The Dodgers kept attacking Scherzer. Turner noticed him ditch his fastball during the second turn through the order. Utley hit an RBI single on a slider. Two batters later, Scherzer hung a curveball. Turner lifted it over the fence in left field.
"That's what you have to do, make adjustments on the fly," Turner said.
The flurry quieted the crowd. That would not last.
In the bottom of the third, the Nationals broke through. Bryce Harper smacked a one-out double. Werth walked. Kershaw appeared unable to establish a rhythm with catcher Yasmani Grandal. The pair met for three separate mound conferences during the first five batters of the inning.
The delays arose from Kershaw's interest in switching the signs. He did not want the Nationals to steal any. "I had so many guys on second base tonight that I really wanted to make sure we were changing it up often," Kershaw said.
As Kershaw palavered with Grandal, the Nationals planned an ambush. The runners executed a double steal, which placed two men in scoring position for third baseman Anthony Rendon, who whacked a misplaced slider into left for a two-run single.
The lead shrank to a run in the fourth. Kershaw served up a leadoff double to rookie catcher Pedro Severino. Another rookie, outfielder Trea Turner, brought him home with a sacrifice fly.
In the top of the fifth, Roberts needed to decide whether Kershaw could continue. His spot was due second in the order. Roberts elected to stick with his ace. The choice was harrowing, but proved correct.

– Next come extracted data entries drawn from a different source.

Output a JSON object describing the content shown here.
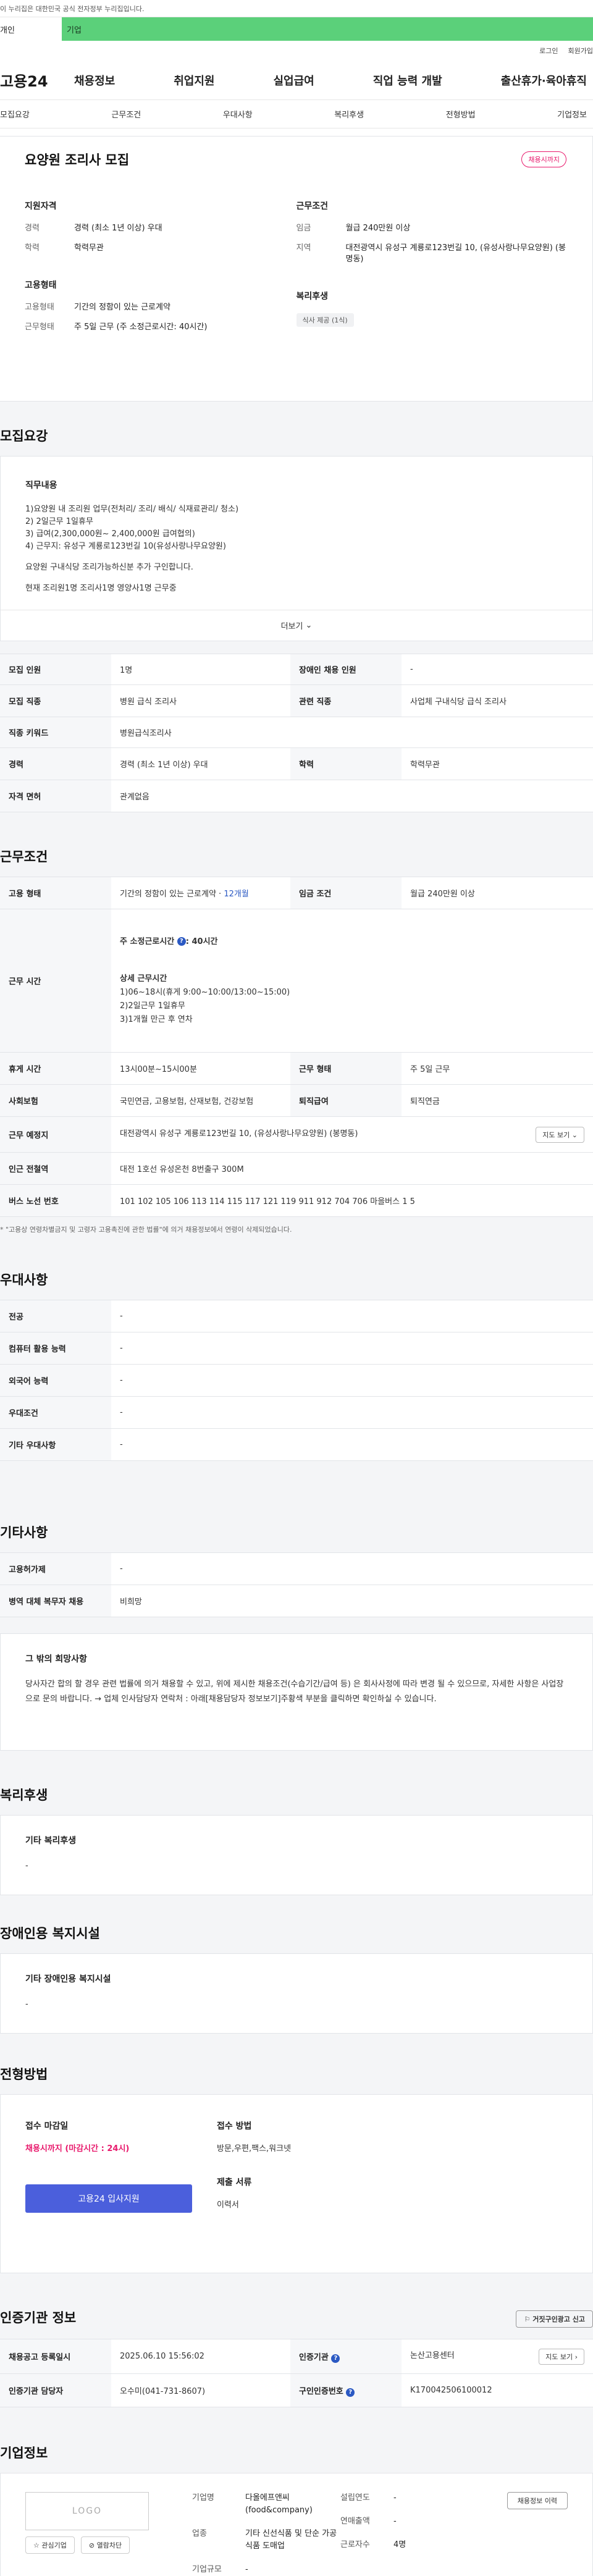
{
  "gov_banner": "이 누리집은 대한민국 공식 전자정부 누리집입니다.",
  "user_tabs": {
    "personal": "개인",
    "company": "기업"
  },
  "utility": {
    "login": "로그인",
    "signup": "회원가입"
  },
  "header": {
    "logo": "고용24",
    "menu": [
      "채용정보",
      "취업지원",
      "실업급여",
      "직업 능력 개발",
      "출산휴가·육아휴직"
    ]
  },
  "anchor_tabs": [
    "모집요강",
    "근무조건",
    "우대사항",
    "복리후생",
    "전형방법",
    "기업정보"
  ],
  "summary": {
    "title": "요양원 조리사 모집",
    "deadline_badge": "채용시까지",
    "qualification": {
      "head": "지원자격",
      "career_label": "경력",
      "career_val": "경력 (최소 1년 이상) 우대",
      "edu_label": "학력",
      "edu_val": "학력무관"
    },
    "employment": {
      "head": "고용형태",
      "type_label": "고용형태",
      "type_val": "기간의 정함이 있는 근로계약",
      "hours_label": "근무형태",
      "hours_val": "주 5일 근무 (주 소정근로시간: 40시간)"
    },
    "conditions": {
      "head": "근무조건",
      "wage_label": "임금",
      "wage_val": "월급 240만원 이상",
      "loc_label": "지역",
      "loc_val": "대전광역시 유성구 계룡로123번길 10, (유성사랑나무요양원) (봉명동)"
    },
    "welfare": {
      "head": "복리후생",
      "chip": "식사 제공 (1식)"
    }
  },
  "recruit": {
    "title": "모집요강",
    "duty_head": "직무내용",
    "lines": [
      "1)요양원 내 조리원 업무(전처리/ 조리/ 배식/ 식재료관리/ 청소)",
      "2) 2일근무 1일휴무",
      "3) 급여(2,300,000원~ 2,400,000원 급여협의)",
      "4) 근무지: 유성구 계룡로123번길 10(유성사랑나무요양원)",
      "",
      "요양원 구내식당 조리가능하신분 추가 구인합니다.",
      "",
      "현재 조리원1명 조리사1명 영양사1명 근무중"
    ],
    "more": "더보기"
  },
  "recruit_table": {
    "r1": {
      "l1": "모집 인원",
      "v1": "1명",
      "l2": "장애인 채용 인원",
      "v2": "-"
    },
    "r2": {
      "l1": "모집 직종",
      "v1": "병원 급식 조리사",
      "l2": "관련 직종",
      "v2": "사업체 구내식당 급식 조리사"
    },
    "r3": {
      "l1": "직종 키워드",
      "v1": "병원급식조리사"
    },
    "r4": {
      "l1": "경력",
      "v1": "경력 (최소 1년 이상) 우대",
      "l2": "학력",
      "v2": "학력무관"
    },
    "r5": {
      "l1": "자격 면허",
      "v1": "관계없음"
    }
  },
  "work": {
    "title": "근무조건",
    "type_label": "고용 형태",
    "type_val": "기간의 정함이 있는 근로계약 · ",
    "type_months": "12개월",
    "wage_label": "임금 조건",
    "wage_val": "월급 240만원 이상",
    "time_label": "근무 시간",
    "weekly_hours": "주 소정근로시간 ",
    "weekly_hours_val": ": 40시간",
    "detail_head": "상세 근무시간",
    "detail_lines": [
      "1)06~18시(휴게 9:00~10:00/13:00~15:00)",
      "2)2일근무 1일휴무",
      "3)1개월 만근 후 연차"
    ],
    "break_label": "휴게 시간",
    "break_val": "13시00분~15시00분",
    "form_label": "근무 형태",
    "form_val": "주 5일 근무",
    "ins_label": "사회보험",
    "ins_val": "국민연금, 고용보험, 산재보험, 건강보험",
    "ret_label": "퇴직급여",
    "ret_val": "퇴직연금",
    "place_label": "근무 예정지",
    "place_val": "대전광역시 유성구 계룡로123번길 10, (유성사랑나무요양원) (봉명동)",
    "map_btn": "지도 보기",
    "subway_label": "인근 전철역",
    "subway_val": "대전 1호선 유성온천 8번출구 300M",
    "bus_label": "버스 노선 번호",
    "bus_val": "101 102 105 106 113 114 115 117 121 119 911 912 704 706 마을버스 1 5",
    "note": "* \"고용상 연령차별금지 및 고령자 고용촉진에 관한 법률\"에 의거 채용정보에서 연령이 삭제되었습니다."
  },
  "prefer": {
    "title": "우대사항",
    "rows": [
      {
        "label": "전공",
        "val": "-"
      },
      {
        "label": "컴퓨터 활용 능력",
        "val": "-"
      },
      {
        "label": "외국어 능력",
        "val": "-"
      },
      {
        "label": "우대조건",
        "val": "-"
      },
      {
        "label": "기타 우대사항",
        "val": "-"
      }
    ]
  },
  "etc": {
    "title": "기타사항",
    "rows": [
      {
        "label": "고용허가제",
        "val": "-"
      },
      {
        "label": "병역 대체 복무자 채용",
        "val": "비희망"
      }
    ],
    "other_head": "그 밖의 희망사항",
    "other_body": "당사자간 합의 할 경우 관련 법률에 의거 채용할 수 있고, 위에 제시한 채용조건(수습기간/급여 등) 은 회사사정에 따라 변경 될 수 있으므로, 자세한 사항은 사업장으로 문의 바랍니다. → 업체 인사담당자 연락처 : 아래[채용담당자 정보보기]주황색 부분을 클릭하면 확인하실 수 있습니다."
  },
  "welfare": {
    "title": "복리후생",
    "head": "기타 복리후생",
    "val": "-"
  },
  "disabled": {
    "title": "장애인용 복지시설",
    "head": "기타 장애인용 복지시설",
    "val": "-"
  },
  "apply": {
    "title": "전형방법",
    "deadline_head": "접수 마감일",
    "deadline_val": "채용시까지 (마감시간 : 24시)",
    "button": "고용24 입사지원",
    "method_head": "접수 방법",
    "method_val": "방문,우편,팩스,워크넷",
    "doc_head": "제출 서류",
    "doc_val": "이력서"
  },
  "agency": {
    "title": "인증기관 정보",
    "report": "거짓구인광고 신고",
    "reg_label": "채용공고 등록일시",
    "reg_val": "2025.06.10 15:56:02",
    "org_label": "인증기관",
    "org_val": "논산고용센터",
    "map_btn": "지도 보기",
    "mgr_label": "인증기관 담당자",
    "mgr_val": "오수미(041-731-8607)",
    "auth_label": "구인인증번호",
    "auth_val": "K170042506100012"
  },
  "company": {
    "title": "기업정보",
    "logo": "LOGO",
    "interest_btn": "관심기업",
    "block_btn": "열람차단",
    "name_label": "기업명",
    "name_val": "다올에프앤씨(food&company)",
    "industry_label": "업종",
    "industry_val": "기타 신선식품 및 단순 가공식품 도매업",
    "scale_label": "기업규모",
    "scale_val": "-",
    "found_label": "설립연도",
    "found_val": "-",
    "sales_label": "연매출액",
    "sales_val": "-",
    "emp_label": "근로자수",
    "emp_val": "4명",
    "hire_btn": "채용정보 이력"
  }
}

Kershaw gave up a single to Werth and another to Rendon. The scene in the bullpen painted a picture of anxiety. Baez stood by the fence, loosening his arms. Luis Avilan paced. When the phone rang with one out, Blanton hopped up.

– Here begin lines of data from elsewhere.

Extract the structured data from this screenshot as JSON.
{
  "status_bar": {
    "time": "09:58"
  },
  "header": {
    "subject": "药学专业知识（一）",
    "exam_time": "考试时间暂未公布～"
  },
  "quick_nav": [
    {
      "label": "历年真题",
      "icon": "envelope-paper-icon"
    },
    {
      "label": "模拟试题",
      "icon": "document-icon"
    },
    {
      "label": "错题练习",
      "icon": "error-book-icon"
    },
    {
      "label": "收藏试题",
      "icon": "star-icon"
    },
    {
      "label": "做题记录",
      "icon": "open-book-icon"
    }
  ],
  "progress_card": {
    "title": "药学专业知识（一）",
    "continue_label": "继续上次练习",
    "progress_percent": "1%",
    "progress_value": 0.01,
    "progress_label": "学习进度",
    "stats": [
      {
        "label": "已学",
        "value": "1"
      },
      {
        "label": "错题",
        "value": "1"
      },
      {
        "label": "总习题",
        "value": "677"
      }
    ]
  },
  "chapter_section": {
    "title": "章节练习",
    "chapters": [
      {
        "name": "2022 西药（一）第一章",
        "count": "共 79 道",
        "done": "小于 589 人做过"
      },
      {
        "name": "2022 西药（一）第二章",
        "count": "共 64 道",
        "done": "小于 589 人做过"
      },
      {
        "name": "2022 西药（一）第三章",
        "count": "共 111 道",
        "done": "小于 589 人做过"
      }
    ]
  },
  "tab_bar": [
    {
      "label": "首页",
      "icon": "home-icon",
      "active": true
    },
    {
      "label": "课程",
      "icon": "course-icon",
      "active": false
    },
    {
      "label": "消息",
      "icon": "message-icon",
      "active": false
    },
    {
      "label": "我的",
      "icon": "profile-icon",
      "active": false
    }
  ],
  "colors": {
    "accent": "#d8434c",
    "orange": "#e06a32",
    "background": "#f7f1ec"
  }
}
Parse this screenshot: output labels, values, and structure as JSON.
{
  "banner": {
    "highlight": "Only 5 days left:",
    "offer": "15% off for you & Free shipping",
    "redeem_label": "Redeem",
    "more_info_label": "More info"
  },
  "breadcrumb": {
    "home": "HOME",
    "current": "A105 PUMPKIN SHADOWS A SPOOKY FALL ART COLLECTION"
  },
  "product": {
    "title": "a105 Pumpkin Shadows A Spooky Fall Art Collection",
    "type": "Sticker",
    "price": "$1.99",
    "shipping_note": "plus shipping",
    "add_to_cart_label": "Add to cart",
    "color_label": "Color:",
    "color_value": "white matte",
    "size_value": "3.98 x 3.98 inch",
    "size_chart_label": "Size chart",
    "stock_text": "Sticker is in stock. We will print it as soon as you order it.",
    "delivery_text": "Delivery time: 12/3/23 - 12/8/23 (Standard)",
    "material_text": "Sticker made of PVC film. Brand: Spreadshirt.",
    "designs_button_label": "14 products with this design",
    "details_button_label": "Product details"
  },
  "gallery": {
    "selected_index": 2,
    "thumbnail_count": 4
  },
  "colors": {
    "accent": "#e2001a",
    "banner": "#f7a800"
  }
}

Roberts stuck with Kershaw for two more batters. Ryan Zimmerman lined out to left. Kershaw screamed twice after shortstop Danny Espinosa swung through a curveball. It was Espinosa's third strikeout of the day. It was Kershaw's last pitch of the night.
"I threw two of my better curveballs to him on the night," Kershaw said. "I was just happy to get him out."
The bullpen limited the drama. Roberts experienced a sense of calm as Blanton jogged in for the sixth. "We've done it all year long," he said.
In the seventh, the Nationals extinguished a rally by their own hand. After Murphy coaxed a walk off Dayton, he tried to steal second off Baez. A strained buttocks had sidelined Murphy during the season's final weeks. Grandal skipped a throw toward second base. Waiting for it was Charlie Culberson, who had just replaced Utley. Culberson snagged the ball off the dirt and applied the tag.
Jansen did not waver. He expected to pitch more than one inning on Friday. He is willing to do the same on Saturday. He knew he needed to be ready for anything. That's how these Dodgers, led by Roberts and fortified by their bullpen, have operated all season.
"It's not one guy that's going to carry us," Turner said. "You don't have to do it all yourself. Clayton went out there, emptied the tank for five innings and left the game with a lead. And we turned it over to our guys that have been locking down games all season long."